China, Blinken said, has benefited greatly from that international order but is now trying to subvert it under the leadership of President Xi Jinping and the Chinese Communist Party.
“Rather than using its power to reinforce and revitalize the laws, agreements, principles, and institutions that enabled its success, so other countries can benefit from them, too, Beijing is undermining it,” Blinken said. “Under President Xi, the ruling Chinese Communist Party has become more repressive at home and more aggressive abroad.”
Yet, Blinken also decried the rise in anti-Chinese and anti-Asian hate crimes in the United States, saying Chinese Americans and other Asian Americans have the same claim to the U.S. as any other immigrants or their descendants.

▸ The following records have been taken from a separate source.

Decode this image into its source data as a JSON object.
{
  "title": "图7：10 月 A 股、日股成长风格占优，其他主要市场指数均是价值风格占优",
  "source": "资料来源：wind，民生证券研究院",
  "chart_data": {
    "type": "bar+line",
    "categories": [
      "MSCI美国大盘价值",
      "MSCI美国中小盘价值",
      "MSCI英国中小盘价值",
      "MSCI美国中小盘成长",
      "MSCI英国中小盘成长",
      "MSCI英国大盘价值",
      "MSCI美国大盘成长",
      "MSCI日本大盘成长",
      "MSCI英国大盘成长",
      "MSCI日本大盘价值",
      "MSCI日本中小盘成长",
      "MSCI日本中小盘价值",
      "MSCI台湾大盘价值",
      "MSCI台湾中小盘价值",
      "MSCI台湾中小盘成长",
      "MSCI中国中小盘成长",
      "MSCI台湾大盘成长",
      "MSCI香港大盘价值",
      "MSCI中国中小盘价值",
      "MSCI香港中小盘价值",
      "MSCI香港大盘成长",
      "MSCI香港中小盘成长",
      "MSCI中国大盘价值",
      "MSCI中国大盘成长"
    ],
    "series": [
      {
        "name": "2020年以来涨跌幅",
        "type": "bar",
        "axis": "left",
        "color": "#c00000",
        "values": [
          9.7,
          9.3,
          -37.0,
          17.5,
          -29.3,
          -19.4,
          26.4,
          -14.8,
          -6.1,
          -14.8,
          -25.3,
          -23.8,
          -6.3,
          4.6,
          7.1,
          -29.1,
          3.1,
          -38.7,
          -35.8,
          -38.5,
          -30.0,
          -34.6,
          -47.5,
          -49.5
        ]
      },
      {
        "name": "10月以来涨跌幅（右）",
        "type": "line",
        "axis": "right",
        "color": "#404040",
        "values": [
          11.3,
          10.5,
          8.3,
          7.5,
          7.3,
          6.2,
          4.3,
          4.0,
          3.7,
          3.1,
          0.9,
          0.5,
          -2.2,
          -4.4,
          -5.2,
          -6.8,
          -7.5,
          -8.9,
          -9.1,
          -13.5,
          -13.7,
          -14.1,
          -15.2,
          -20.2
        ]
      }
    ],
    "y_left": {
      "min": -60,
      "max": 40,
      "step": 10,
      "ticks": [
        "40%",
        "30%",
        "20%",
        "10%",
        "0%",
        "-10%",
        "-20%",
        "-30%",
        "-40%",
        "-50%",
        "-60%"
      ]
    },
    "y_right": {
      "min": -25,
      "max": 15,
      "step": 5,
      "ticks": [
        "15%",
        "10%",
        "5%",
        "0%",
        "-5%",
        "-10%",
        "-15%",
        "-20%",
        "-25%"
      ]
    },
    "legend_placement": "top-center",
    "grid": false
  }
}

Investment in domestic U.S. infrastructure and technology along with stepping up diplomatic outreach to potentially vulnerable countries are other elements of the policy and are key to the U.S. approach, Blinken said.
In the latest manifestation of China’s push to expand its reach that has drawn concern from the U.S. and other democracies, Chinese Foreign Minister Wang Yi on Thursday began an eight-nation tour of Pacific islands during which Beijing hopes to strike a sweeping agreement that covers everything from security to fisheries.
Wang opened his tour in the Solomon Islands, which last month signed a security cooperation pact with China that some fear could lead to a Chinese military presence there. The agreement was finalized shortly after the Biden administration announced it would open a U.S. embassy in the Solomons as part of its efforts to engage in the greater Indo-Pacific region.
The Biden administration has largely kept in place confrontational policies toward China adopted by its predecessor in response to Chinese actions in its western Xinjiang region, Hong Kong, Tibet and the South China Sea.
And, while the administration sees areas for working with Beijing, such as combatting climate change, it will not trade cooperation for compromising on its principles regarding human rights and rule of law, Blinken said.